The new deal comes years after the province cancelled two previous arrangements between the government, Manitoba Hydro and the MMF.
In 2018, the Progressive Conservative government under then premier Brian Pallister quashed the "Turning the Page" agreement (Kwaysh-kin-na-mihk Ia paazh in Michif, the Métis language).
That agreement was signed in 2014 and included $20 million in payments to the Métis Federation over 20 years in exchange for support of Manitoba Hydro projects, like the Bipole III transmission line and the Keeyask hydroelectric generating station.
Pallister also cancelled a $67.5-million arrangement earlier that same year, saying it was "persuasion money" and that the province shouldn't pay the MMF in exchange for its silence. He also said the arrangement wasn't legally binding.
That prompted the federation to launch a lawsuit against the province, arguing the decision to cancel the payment was unconstitutional, and violated the contract and Indigenous rights.
But the MMF eventually lost that battle after a Court of Queen's Bench Justice ruled the province was within its rights to cancel the payment.
For Chartrand, this new deal is a "win-win" for Manitoba.
"There's no more court cases, there's no more opposition," including from the premier, he said Thursday.
When she replaced Pallister as premier in 2021, Heather Stefanson said one of her top priorities was repairing the province's relationship with Indigenous peoples.

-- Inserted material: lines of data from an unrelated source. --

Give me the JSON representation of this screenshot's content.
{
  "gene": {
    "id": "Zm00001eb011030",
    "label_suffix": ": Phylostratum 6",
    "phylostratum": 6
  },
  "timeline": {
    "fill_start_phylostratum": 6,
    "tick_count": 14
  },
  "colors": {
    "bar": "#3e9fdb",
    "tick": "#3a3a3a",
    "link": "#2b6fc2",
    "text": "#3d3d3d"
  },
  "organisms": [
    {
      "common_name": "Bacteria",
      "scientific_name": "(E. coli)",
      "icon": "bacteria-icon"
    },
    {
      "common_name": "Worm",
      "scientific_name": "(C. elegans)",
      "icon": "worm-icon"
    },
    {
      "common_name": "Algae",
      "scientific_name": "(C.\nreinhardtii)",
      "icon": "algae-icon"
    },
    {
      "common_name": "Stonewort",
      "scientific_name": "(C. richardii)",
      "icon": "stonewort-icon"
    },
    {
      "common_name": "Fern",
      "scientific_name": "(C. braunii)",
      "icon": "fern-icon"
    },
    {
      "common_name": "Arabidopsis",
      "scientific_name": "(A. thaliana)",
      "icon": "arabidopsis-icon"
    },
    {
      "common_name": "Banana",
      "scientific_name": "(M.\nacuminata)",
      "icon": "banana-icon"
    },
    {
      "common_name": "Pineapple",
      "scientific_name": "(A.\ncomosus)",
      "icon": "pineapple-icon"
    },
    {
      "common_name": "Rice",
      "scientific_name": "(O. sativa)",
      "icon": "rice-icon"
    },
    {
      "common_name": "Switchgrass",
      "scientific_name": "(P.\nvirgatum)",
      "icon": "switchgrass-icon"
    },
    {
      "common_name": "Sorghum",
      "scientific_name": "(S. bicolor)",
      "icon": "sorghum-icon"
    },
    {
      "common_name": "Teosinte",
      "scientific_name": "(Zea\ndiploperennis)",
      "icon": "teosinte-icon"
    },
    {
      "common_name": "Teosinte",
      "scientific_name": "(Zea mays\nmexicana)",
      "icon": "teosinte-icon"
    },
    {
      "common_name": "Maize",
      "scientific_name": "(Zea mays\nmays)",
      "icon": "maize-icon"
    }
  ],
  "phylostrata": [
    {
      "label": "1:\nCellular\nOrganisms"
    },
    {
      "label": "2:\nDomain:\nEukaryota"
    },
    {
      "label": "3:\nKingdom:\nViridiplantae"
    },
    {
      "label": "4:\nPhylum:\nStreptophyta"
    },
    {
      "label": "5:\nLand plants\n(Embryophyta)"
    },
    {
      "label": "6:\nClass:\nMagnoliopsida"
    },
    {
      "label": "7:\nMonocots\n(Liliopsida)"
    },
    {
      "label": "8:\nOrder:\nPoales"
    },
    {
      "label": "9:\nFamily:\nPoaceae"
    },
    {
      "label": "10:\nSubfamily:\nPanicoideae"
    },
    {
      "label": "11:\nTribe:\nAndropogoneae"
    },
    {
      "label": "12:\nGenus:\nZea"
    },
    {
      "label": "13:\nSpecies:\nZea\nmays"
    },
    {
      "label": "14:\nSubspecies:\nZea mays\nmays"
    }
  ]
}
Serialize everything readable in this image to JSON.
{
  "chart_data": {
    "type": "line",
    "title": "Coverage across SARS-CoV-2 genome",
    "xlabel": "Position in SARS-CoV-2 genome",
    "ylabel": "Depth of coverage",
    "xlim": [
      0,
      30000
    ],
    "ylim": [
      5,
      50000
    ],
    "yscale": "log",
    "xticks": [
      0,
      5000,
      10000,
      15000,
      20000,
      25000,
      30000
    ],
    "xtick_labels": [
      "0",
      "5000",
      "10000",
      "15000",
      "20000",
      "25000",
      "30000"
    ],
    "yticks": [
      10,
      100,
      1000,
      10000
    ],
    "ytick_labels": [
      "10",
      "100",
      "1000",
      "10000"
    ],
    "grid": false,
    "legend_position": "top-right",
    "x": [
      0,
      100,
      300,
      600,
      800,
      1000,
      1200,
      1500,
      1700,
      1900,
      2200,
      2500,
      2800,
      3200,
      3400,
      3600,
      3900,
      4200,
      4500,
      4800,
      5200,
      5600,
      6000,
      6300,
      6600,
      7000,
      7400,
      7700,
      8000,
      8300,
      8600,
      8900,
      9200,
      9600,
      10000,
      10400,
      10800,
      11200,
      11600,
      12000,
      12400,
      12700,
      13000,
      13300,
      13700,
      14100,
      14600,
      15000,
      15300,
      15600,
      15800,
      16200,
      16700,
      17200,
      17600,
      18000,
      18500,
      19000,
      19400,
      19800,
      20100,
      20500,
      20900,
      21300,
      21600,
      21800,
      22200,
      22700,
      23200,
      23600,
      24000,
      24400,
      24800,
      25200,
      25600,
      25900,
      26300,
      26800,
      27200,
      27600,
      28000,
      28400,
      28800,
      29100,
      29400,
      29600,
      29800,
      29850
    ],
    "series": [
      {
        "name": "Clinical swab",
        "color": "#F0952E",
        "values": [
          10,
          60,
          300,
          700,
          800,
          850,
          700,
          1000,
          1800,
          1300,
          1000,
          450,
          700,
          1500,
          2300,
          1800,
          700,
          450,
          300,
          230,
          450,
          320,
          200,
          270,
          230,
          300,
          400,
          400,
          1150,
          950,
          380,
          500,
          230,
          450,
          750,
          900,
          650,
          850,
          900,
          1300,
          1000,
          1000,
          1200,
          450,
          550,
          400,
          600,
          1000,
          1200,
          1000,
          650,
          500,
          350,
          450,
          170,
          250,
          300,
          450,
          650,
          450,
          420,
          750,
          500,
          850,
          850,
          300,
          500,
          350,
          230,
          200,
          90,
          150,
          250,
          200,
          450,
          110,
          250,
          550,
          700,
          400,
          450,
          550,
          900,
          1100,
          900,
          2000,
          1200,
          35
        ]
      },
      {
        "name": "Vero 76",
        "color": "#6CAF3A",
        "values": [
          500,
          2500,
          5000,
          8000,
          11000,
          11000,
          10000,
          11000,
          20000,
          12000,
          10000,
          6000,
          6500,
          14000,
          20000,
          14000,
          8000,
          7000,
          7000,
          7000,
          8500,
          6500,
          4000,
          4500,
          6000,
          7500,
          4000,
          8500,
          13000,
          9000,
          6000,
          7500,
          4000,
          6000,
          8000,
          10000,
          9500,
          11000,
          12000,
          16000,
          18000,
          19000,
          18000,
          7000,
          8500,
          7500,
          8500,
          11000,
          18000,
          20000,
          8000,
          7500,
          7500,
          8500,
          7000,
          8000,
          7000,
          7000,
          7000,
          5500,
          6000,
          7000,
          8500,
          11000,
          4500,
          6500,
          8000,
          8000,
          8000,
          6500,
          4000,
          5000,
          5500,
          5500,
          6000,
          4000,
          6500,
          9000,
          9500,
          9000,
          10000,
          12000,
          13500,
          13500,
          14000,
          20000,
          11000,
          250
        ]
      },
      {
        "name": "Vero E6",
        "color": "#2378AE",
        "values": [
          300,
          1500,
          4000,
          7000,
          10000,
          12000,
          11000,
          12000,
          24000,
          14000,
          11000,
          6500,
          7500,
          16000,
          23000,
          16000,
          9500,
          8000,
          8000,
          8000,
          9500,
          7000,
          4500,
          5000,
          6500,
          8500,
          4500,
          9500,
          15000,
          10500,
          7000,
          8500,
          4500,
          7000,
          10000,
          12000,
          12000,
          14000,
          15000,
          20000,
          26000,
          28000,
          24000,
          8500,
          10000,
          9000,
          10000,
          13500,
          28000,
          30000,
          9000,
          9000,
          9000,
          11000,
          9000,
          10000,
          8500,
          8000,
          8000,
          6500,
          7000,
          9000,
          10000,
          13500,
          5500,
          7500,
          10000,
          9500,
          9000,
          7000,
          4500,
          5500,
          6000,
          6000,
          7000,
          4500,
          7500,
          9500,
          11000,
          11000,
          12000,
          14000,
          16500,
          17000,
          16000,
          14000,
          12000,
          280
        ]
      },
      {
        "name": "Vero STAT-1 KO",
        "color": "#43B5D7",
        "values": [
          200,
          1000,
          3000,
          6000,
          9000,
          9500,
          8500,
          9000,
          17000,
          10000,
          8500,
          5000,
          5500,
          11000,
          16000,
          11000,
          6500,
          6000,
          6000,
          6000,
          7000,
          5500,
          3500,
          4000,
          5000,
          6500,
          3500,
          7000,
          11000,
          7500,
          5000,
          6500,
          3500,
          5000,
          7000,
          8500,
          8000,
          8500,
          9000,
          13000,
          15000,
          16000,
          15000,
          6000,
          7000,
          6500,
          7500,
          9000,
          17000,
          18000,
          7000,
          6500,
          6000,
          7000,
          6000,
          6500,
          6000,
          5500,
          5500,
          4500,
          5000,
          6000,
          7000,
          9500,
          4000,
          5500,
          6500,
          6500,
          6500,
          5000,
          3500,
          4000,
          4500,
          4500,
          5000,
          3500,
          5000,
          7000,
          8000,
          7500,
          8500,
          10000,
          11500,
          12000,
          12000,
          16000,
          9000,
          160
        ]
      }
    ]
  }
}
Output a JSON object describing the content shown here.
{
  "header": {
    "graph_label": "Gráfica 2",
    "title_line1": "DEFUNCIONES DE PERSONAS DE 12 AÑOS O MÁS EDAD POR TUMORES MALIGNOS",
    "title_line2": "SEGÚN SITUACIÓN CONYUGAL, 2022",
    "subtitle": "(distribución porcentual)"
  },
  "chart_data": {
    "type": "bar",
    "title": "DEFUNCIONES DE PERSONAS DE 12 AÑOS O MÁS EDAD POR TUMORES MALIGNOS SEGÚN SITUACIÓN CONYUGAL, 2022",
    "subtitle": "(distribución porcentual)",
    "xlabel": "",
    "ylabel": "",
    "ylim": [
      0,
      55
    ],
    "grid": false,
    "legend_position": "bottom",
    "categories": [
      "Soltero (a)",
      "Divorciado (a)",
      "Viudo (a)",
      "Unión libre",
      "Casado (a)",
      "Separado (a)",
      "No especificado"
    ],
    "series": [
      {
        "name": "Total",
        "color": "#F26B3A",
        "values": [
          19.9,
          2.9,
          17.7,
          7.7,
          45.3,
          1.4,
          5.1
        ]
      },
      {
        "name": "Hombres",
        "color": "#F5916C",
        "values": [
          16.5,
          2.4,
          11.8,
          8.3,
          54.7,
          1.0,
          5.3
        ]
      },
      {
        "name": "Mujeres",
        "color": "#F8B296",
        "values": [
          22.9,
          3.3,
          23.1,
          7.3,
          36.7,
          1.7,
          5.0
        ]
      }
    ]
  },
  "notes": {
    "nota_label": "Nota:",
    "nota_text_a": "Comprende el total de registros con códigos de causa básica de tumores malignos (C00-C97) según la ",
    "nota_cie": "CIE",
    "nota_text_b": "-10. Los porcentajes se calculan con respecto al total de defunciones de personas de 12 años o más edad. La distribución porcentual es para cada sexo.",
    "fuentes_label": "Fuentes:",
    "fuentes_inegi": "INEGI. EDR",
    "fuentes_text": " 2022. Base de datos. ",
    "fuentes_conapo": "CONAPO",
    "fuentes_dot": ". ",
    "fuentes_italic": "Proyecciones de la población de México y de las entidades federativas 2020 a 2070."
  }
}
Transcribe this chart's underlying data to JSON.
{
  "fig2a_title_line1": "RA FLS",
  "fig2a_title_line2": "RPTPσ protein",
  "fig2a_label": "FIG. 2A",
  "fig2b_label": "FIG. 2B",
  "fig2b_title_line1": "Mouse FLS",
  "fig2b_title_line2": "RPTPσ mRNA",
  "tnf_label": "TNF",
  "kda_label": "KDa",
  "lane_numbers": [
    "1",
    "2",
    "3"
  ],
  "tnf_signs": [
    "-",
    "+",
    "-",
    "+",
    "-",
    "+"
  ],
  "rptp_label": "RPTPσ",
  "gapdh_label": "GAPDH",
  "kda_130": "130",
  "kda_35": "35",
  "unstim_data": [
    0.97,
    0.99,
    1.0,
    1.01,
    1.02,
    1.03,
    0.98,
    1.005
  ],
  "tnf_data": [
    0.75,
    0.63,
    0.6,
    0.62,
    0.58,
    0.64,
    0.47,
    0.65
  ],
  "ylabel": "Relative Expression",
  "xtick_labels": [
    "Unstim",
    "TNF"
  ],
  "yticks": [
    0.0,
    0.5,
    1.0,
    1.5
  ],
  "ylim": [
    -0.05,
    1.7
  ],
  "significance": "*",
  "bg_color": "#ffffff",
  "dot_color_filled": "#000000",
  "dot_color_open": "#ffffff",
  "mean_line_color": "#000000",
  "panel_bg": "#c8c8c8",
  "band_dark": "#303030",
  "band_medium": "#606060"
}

"I don't even want to mention the guy's name anymore," Chartrand said Thursday. "We know what he did to us, and we know he did it for the wrong reasons."
Owen said after that arrangement was cancelled, Hydro and the Manitoba Métis Federation continued their relationship.
"In a way, we never stopped talking," he said. "I think the ability for both sides to work together to come up with this new agreement … reflects that."